Also available as MP3: Supposing That Gain is Godliness – 1 Tim 6:5-10
It was the Jews who supposed “that gain is godliness” (6:5) since under the Law God blessed them with gain if they were godly (Deut.28:1-11). But while that was once the truth of God, men who taught that to Gentiles were “destitute of the truth.” Paul calls that thinking “perverse disputings” because the law was now a perversion of the truth. The legalizers in Galatia perverted the gospel (Gal.1:7).
It was no longer true that gain was godliness, but it was now true that godliness is gain (v.6). It gains the profit of a rich and satisfying life in this life and rewards at the Judgment Seat of Christ (ITim.4:8).

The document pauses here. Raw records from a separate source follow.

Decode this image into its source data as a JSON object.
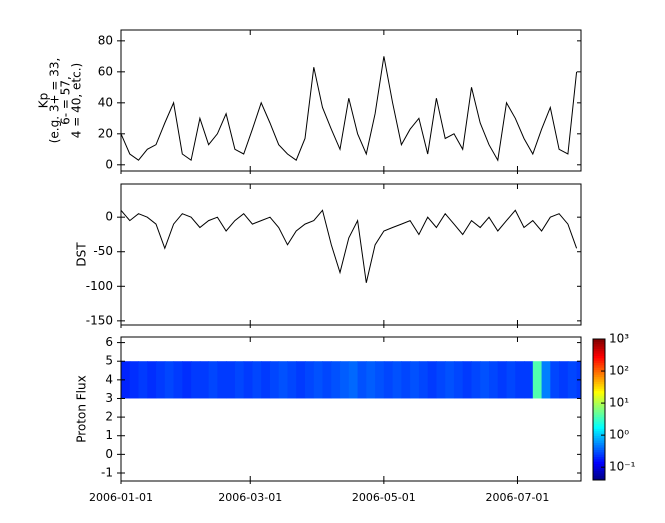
{
  "chart_data": [
    {
      "type": "line",
      "ylabel": [
        "Kp",
        "(e.g. 3+ = 33,",
        "6- = 57,",
        "4 = 40, etc.)"
      ],
      "color": "#000000",
      "xlim": [
        "2006-01-01",
        "2006-07-30"
      ],
      "xticks": [
        "2006-01-01",
        "2006-03-01",
        "2006-05-01",
        "2006-07-01"
      ],
      "ylim": [
        -4,
        87
      ],
      "yticks": [
        0,
        20,
        40,
        60,
        80
      ],
      "x": [
        "2006-01-01",
        "2006-01-05",
        "2006-01-09",
        "2006-01-13",
        "2006-01-17",
        "2006-01-21",
        "2006-01-25",
        "2006-01-29",
        "2006-02-02",
        "2006-02-06",
        "2006-02-10",
        "2006-02-14",
        "2006-02-18",
        "2006-02-22",
        "2006-02-26",
        "2006-03-02",
        "2006-03-06",
        "2006-03-10",
        "2006-03-14",
        "2006-03-18",
        "2006-03-22",
        "2006-03-26",
        "2006-03-30",
        "2006-04-03",
        "2006-04-07",
        "2006-04-11",
        "2006-04-15",
        "2006-04-19",
        "2006-04-23",
        "2006-04-27",
        "2006-05-01",
        "2006-05-05",
        "2006-05-09",
        "2006-05-13",
        "2006-05-17",
        "2006-05-21",
        "2006-05-25",
        "2006-05-29",
        "2006-06-02",
        "2006-06-06",
        "2006-06-10",
        "2006-06-14",
        "2006-06-18",
        "2006-06-22",
        "2006-06-26",
        "2006-06-30",
        "2006-07-04",
        "2006-07-08",
        "2006-07-12",
        "2006-07-16",
        "2006-07-20",
        "2006-07-24",
        "2006-07-28"
      ],
      "values": [
        20,
        7,
        3,
        10,
        13,
        27,
        40,
        7,
        3,
        30,
        13,
        20,
        33,
        10,
        7,
        23,
        40,
        27,
        13,
        7,
        3,
        17,
        63,
        37,
        23,
        10,
        43,
        20,
        7,
        33,
        70,
        40,
        13,
        23,
        30,
        7,
        43,
        17,
        20,
        10,
        50,
        27,
        13,
        3,
        40,
        30,
        17,
        7,
        23,
        37,
        10,
        7,
        60
      ]
    },
    {
      "type": "line",
      "ylabel": [
        "DST"
      ],
      "color": "#000000",
      "xlim": [
        "2006-01-01",
        "2006-07-30"
      ],
      "xticks": [
        "2006-01-01",
        "2006-03-01",
        "2006-05-01",
        "2006-07-01"
      ],
      "ylim": [
        -156,
        48
      ],
      "yticks": [
        -150,
        -100,
        -50,
        0
      ],
      "x": [
        "2006-01-01",
        "2006-01-05",
        "2006-01-09",
        "2006-01-13",
        "2006-01-17",
        "2006-01-21",
        "2006-01-25",
        "2006-01-29",
        "2006-02-02",
        "2006-02-06",
        "2006-02-10",
        "2006-02-14",
        "2006-02-18",
        "2006-02-22",
        "2006-02-26",
        "2006-03-02",
        "2006-03-06",
        "2006-03-10",
        "2006-03-14",
        "2006-03-18",
        "2006-03-22",
        "2006-03-26",
        "2006-03-30",
        "2006-04-03",
        "2006-04-07",
        "2006-04-11",
        "2006-04-15",
        "2006-04-19",
        "2006-04-23",
        "2006-04-27",
        "2006-05-01",
        "2006-05-05",
        "2006-05-09",
        "2006-05-13",
        "2006-05-17",
        "2006-05-21",
        "2006-05-25",
        "2006-05-29",
        "2006-06-02",
        "2006-06-06",
        "2006-06-10",
        "2006-06-14",
        "2006-06-18",
        "2006-06-22",
        "2006-06-26",
        "2006-06-30",
        "2006-07-04",
        "2006-07-08",
        "2006-07-12",
        "2006-07-16",
        "2006-07-20",
        "2006-07-24",
        "2006-07-28"
      ],
      "values": [
        10,
        -5,
        5,
        0,
        -10,
        -45,
        -10,
        5,
        0,
        -15,
        -5,
        0,
        -20,
        -5,
        5,
        -10,
        -5,
        0,
        -15,
        -40,
        -20,
        -10,
        -5,
        10,
        -40,
        -80,
        -30,
        -5,
        -95,
        -40,
        -20,
        -15,
        -10,
        -5,
        -25,
        0,
        -15,
        5,
        -10,
        -25,
        -5,
        -15,
        0,
        -20,
        -5,
        10,
        -15,
        -5,
        -20,
        0,
        5,
        -10,
        -45
      ]
    },
    {
      "type": "heatmap",
      "ylabel": [
        "Proton Flux"
      ],
      "log_color": true,
      "xlim": [
        "2006-01-01",
        "2006-07-30"
      ],
      "xticks": [
        "2006-01-01",
        "2006-03-01",
        "2006-05-01",
        "2006-07-01"
      ],
      "ylim": [
        -1.43,
        6.3
      ],
      "yticks": [
        -1,
        0,
        1,
        2,
        3,
        4,
        5,
        6
      ],
      "ybins": [
        3,
        5
      ],
      "zlim": [
        -1.4,
        3
      ],
      "zticks": [
        {
          "value": -1,
          "label": "10⁻¹"
        },
        {
          "value": 0,
          "label": "10⁰"
        },
        {
          "value": 1,
          "label": "10¹"
        },
        {
          "value": 2,
          "label": "10²"
        },
        {
          "value": 3,
          "label": "10³"
        }
      ],
      "x": [
        "2006-01-01",
        "2006-01-05",
        "2006-01-09",
        "2006-01-13",
        "2006-01-17",
        "2006-01-21",
        "2006-01-25",
        "2006-01-29",
        "2006-02-02",
        "2006-02-06",
        "2006-02-10",
        "2006-02-14",
        "2006-02-18",
        "2006-02-22",
        "2006-02-26",
        "2006-03-02",
        "2006-03-06",
        "2006-03-10",
        "2006-03-14",
        "2006-03-18",
        "2006-03-22",
        "2006-03-26",
        "2006-03-30",
        "2006-04-03",
        "2006-04-07",
        "2006-04-11",
        "2006-04-15",
        "2006-04-19",
        "2006-04-23",
        "2006-04-27",
        "2006-05-01",
        "2006-05-05",
        "2006-05-09",
        "2006-05-13",
        "2006-05-17",
        "2006-05-21",
        "2006-05-25",
        "2006-05-29",
        "2006-06-02",
        "2006-06-06",
        "2006-06-10",
        "2006-06-14",
        "2006-06-18",
        "2006-06-22",
        "2006-06-26",
        "2006-06-30",
        "2006-07-04",
        "2006-07-08",
        "2006-07-12",
        "2006-07-16",
        "2006-07-20",
        "2006-07-24",
        "2006-07-28"
      ],
      "values": [
        -0.7,
        -0.65,
        -0.6,
        -0.65,
        -0.6,
        -0.55,
        -0.6,
        -0.65,
        -0.6,
        -0.6,
        -0.55,
        -0.6,
        -0.6,
        -0.55,
        -0.6,
        -0.55,
        -0.6,
        -0.55,
        -0.5,
        -0.55,
        -0.6,
        -0.55,
        -0.5,
        -0.55,
        -0.5,
        -0.45,
        -0.4,
        -0.5,
        -0.45,
        -0.5,
        -0.55,
        -0.5,
        -0.55,
        -0.5,
        -0.55,
        -0.6,
        -0.55,
        -0.5,
        -0.55,
        -0.6,
        -0.55,
        -0.5,
        -0.55,
        -0.6,
        -0.55,
        -0.6,
        -0.6,
        0.6,
        -0.3,
        -0.55,
        -0.6,
        -0.55,
        -0.6
      ]
    }
  ]
}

“Contentment” (v.6) means not wanting more (Lu.3:14). Being content with your wages makes it easier to obey Hebrews 13:5a. If you’re not content with what you have, you won’t find life satisfying because you’ll always want more, and that will affect your rewards in the next life. But if you’re not content, you can learn to be (Phil.3:11). Paul learned by being “instructed” (v.12) that if Christ couldn’t leave him he should be content (cf. Heb.13:5b). You can lose riches (Pr.23:5), so you shouldn’t be content in them.

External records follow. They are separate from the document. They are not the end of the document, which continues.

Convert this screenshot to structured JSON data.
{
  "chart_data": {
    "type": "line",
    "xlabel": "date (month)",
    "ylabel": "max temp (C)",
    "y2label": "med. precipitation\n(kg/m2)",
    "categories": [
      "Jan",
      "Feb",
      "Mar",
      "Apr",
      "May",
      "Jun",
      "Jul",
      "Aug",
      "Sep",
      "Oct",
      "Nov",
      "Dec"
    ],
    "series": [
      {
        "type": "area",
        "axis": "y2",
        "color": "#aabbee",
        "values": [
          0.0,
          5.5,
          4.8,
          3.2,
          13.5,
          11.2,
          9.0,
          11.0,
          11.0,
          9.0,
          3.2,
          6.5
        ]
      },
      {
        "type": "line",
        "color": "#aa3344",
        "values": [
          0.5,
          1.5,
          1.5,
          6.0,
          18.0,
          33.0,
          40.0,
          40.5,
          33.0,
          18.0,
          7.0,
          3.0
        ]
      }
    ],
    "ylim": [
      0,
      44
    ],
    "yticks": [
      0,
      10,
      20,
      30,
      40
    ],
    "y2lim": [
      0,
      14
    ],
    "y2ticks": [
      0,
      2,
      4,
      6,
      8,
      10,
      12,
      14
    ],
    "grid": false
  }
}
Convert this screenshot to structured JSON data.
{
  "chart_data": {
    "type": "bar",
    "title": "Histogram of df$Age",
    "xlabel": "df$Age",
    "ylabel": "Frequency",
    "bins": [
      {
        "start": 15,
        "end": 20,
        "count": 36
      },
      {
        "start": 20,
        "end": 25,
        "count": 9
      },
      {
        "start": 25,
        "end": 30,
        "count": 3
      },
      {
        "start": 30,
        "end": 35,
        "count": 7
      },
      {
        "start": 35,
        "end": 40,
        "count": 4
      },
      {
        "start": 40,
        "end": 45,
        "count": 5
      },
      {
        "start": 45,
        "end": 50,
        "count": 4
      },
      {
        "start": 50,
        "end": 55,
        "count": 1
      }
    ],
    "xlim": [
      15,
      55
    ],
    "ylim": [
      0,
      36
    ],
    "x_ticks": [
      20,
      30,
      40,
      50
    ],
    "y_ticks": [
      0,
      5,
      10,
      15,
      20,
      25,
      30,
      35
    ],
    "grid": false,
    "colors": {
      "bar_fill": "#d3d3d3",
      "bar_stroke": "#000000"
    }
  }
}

If you’re thinking it was easy for a great apostle to learn to be content, remember he was profiting financially above many in his day (Gal.1:13,14) but walked away from it. If he could learn contentment, you can. We’re entering into the biggest merchandising season of the year, but the merchandise of wisdom is better than that of silver (Pr.3: 15). The sales of “durable goods” goes up and down, but “durable riches and righteousness” is something of “sub-stance” (Pr.8:12-21). Silver and gold are good sources of gain, but if you want to talk about “great gain” (6:6) you have to stop talking money and start talking godliness.
It’s still true that you can’t take it with you (6:7 cf. Ps.49:16,17). This is “a sore evil” to the unsaved (Eccl.5:15,16), for it means they have “labored for the wind.” You feel the wind a few seconds and it is gone. That’s what life is compared to eternity. So you have to ask yourself, when you die, will you be leaving your treasures or going to them (Mt. 6:20). Of course, if you had riches and lost them, bless the Lord like Job (Job 1:20,21).
You should be content with food and clothing (6:8) because they aren’t guaranteed in the dispensation of grace. Jacob could bank on it after he pitched a deal with God (Gen.28: 20,21) and God honored it (48:15), but He won’t honor it today. After what God did for you at Calvary, you it be easy to be content with no more than food and clothing. By the way, God made the same agreement with Israel (Deut.8:3,4), but your clothes wear out and you have to buy food, so you should be content if you have them. Also by the way, housing isn’t part of contentment. Abraham lived in tents (Heb.11:8) and some lived in caves (Heb.11:38).
There’s nothing wrong with being rich, but those who “desire” to be rich fall into temptation (6:9), the temptation to steal (Pr.28:20). And they fall into “a snare,” something that looks like it will be for your “welfare” (Ps.69:22), but ends up being against your welfare. Like riches. This desire can “drown” men (6:9). People say, “But I only want to be a little rich,” but you can drown in a bathtub as well as in an ocean. Judas drowned in 30 pieces of silver.
The Bible doesn’t say that money is the root of all evil, as the world criticizes it for saying, it says the love of money is the root of all evil (6:10). The world then says the love of money isn’t the root of rape, etc., but when Lucifer wanted to be like the most High (Is.14:14) it meant he wanted to possess heaven and earth (Gen.14:19,22) and all therein (Deut.10:14) including all the money, lands and possessions. And his love of money was the root of all evil.
And it still is. Paul says some coveted after it in the minis-try and “erred from the faith.” Men who corrupt God’s Word for gain, as Satan did in Eden to gain the world, teach all kinds of evil things that lead to all kinds of evil.
The unseen rulers who pierced the Lord thought they were gaining the world, but “pierced themselves through with many sorrows” instead (6:10), as do all false teachers since.